À 83 ans, Marco Bellocchio démontre une fois de plus (après Le Traître) qu’il est l’un des plus grands cinéastes vivants. Du scénario à la mise en scène, son dernier film est tout simplement un chef-d’œuvre : leçon d’histoire, plaidoyer contre l’obscurantisme religieux et époustouflant spectacle de cinéma !
En 1858, dans le quartier juif de Bologne, les soldats du pape font irruption chez la famille Mortara. Sur ordre du cardinal, ils sont venus prendre Edgardo, leur fils de 7 ans. L’enfant aurait été baptisé en secret par sa nourrice étant bébé et la loi pontificale est indiscutable : il doit recevoir une éducation catholique. Les parents d’Edgardo, bouleversés, vont tout faire pour récupérer leur fils. Soutenus par l’opinion publique de l’Italie libérale et la communauté juive internationale, le combat des Mortara prend vite une dimension politique. Mais l’Église et le pape refusent de rendre l’enfant, tentant d’asseoir un pouvoir de plus en plus vacillant…
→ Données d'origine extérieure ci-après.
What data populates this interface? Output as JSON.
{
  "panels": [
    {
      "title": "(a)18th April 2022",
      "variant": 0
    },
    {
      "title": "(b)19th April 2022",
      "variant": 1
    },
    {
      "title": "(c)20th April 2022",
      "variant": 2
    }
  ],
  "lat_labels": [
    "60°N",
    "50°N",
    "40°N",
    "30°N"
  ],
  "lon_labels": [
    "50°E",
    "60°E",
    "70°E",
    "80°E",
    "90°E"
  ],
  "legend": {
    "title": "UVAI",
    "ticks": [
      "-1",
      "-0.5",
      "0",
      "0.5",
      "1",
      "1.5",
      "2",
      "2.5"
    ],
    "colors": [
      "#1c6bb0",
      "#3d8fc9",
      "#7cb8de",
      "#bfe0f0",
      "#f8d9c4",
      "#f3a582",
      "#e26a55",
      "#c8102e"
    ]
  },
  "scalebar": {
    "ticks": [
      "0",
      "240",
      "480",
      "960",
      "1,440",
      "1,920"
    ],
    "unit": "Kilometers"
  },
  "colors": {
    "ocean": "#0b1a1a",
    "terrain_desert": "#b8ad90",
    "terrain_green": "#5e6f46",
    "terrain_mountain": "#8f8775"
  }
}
Nul besoin d’être un fin connaisseur de l’histoire en général, et de celle des religions en particulier, pour saisir les enjeux dramatiques complexes cristallisés autour de la figure d’Edgardo Mortara — personnage réel qui, soit dit en passant, vécu la fin de sa vie à Liège et y est enterré. À partir du déchirement originel induit par l’enlèvement de cet enfant, de l’immense injustice qu’un tel acte évoque à nos consciences contemporaines, Bellocchio déploie toute l’ampleur de son propos et de son cinéma. Certes, l’époque n’est pas la même qu’aujourd’hui, l’Église n’a heureusement plus autant de pouvoir, mais les résonnances avec notre monde actuel sont plurielles et participent à l’intense émotion que le film suscite. Une émotion qui passe bien entendu par la narration, mêlant la lutte intime des parents pour récupérer leur enfant à l’insurrection du peuple contre le pape Pie IX et l’intransigeance dogmatique — qui confine à la folie — avec laquelle celui-ci y répond. Enfin, une émotion qui surgit surtout de la mise en scène baroque et flamboyante de Bellocchio, de sa maîtrise absolue du clair-obscur, d’un lyrisme visuel et musical qui donne de la puissance à chaque plan. Il perce hors de ce film quelque chose de sacré, qui finit par nous laisser pantois, subjugués par la force du cinéma à pouvoir nous transporter dans sa forme, y compris quand celle-ci est classique, tout en élevant nos esprits, non pas vers une communion céleste, mais vers plus de beauté et d’intelligence.